She stared at him.

He stared back.

“I’m assuming, since you met Dee before, that you’ll know what to look for?”

He stared some more.

“Hm?”

He sighed.

“Call and order the peonies. I’ll go fix my hair.”

Eight

The first aid kit in the boat contained a box of Dramamine, so Toly was sleepy, but no longer hacking up his guts when they set out from the cabin. The same cabin where Mercy and Ava had spent their cut-short honeymoon, a little dusty, and damp, and in need of a deep-cleaning it wasn’t going to get, but serviceable for their sleeping bag and bathroom needs.

Once upon a time, Mercy could have navigated to their current destination in the semi-dark and while sleep-deprived, but it had been a long, long time since he’d made the trek. They grabbed three hours on the floor of the old hunting cabin, checked their gear, and headed out.

It took forty-five minutes to get there, the waterways growing narrower and more heavily-shaded the farther they went. The moss hung in great curtains so dense Mercy was forced to slow, and idle the boat while they swept them back with poles.

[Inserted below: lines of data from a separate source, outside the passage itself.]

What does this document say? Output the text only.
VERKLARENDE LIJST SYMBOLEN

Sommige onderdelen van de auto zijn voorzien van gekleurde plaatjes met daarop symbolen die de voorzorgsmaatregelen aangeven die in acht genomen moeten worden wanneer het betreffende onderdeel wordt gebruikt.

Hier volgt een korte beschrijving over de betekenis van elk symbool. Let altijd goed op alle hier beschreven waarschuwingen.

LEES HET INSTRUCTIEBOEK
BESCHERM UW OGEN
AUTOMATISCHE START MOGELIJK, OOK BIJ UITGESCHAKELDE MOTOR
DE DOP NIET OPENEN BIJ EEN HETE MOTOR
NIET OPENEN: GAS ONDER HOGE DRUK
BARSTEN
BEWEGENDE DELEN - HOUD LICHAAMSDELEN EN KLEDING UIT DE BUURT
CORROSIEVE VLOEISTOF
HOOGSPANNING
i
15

“Christ, man,” Devin said after the third such incident. “If you can’t get through how do you expect your FBI wanker to make his way out here?” For once, he wasn’t laughing, and when Mercy glanced over, he saw his forehead sheened with sweat, his mouth curved downward. For the first time since meeting him, Mercy thought he most resembled Walsh, of all his sons.

For a moment, Mercy doubted his plan – but, no. This was the swamp, and that was what it did: it turned even the most capable of men clammy and nervous-stomached. From Toly’s motion sickness, to Devin’s skepticism, it was working its magic on the outsiders.

But Mercy wasn’t an outsider.

And that clammy, nervous-stomached fear was going to work its magic on Boyle, too, and work in Mercy’s favor.

As quick as it had come, doubt evaporated on a laugh. “Don’t you worry, mon cher. If there’s one thing I know how to do, it’s bait a hook.”

Finally, Mercy recognized the landmark he’d been searching for, and grinned. “Here we go.”

Decades ago, long before Mercy navigated these waters as a boy with his father, someone had decided it would be a good idea to build a little stone house deep in the swamp, right on the edge of a canal. It must have been torture hauling all the construction supplies out this deep into the wilderness, where nothing more than game trails offered an overland route, and the water was tricky. Daddy said he’d heard it told that the stones had been driven out by boat, and that a whole pallet load had tipped overboard.Good way to scrape a big ol’ hole in your hull.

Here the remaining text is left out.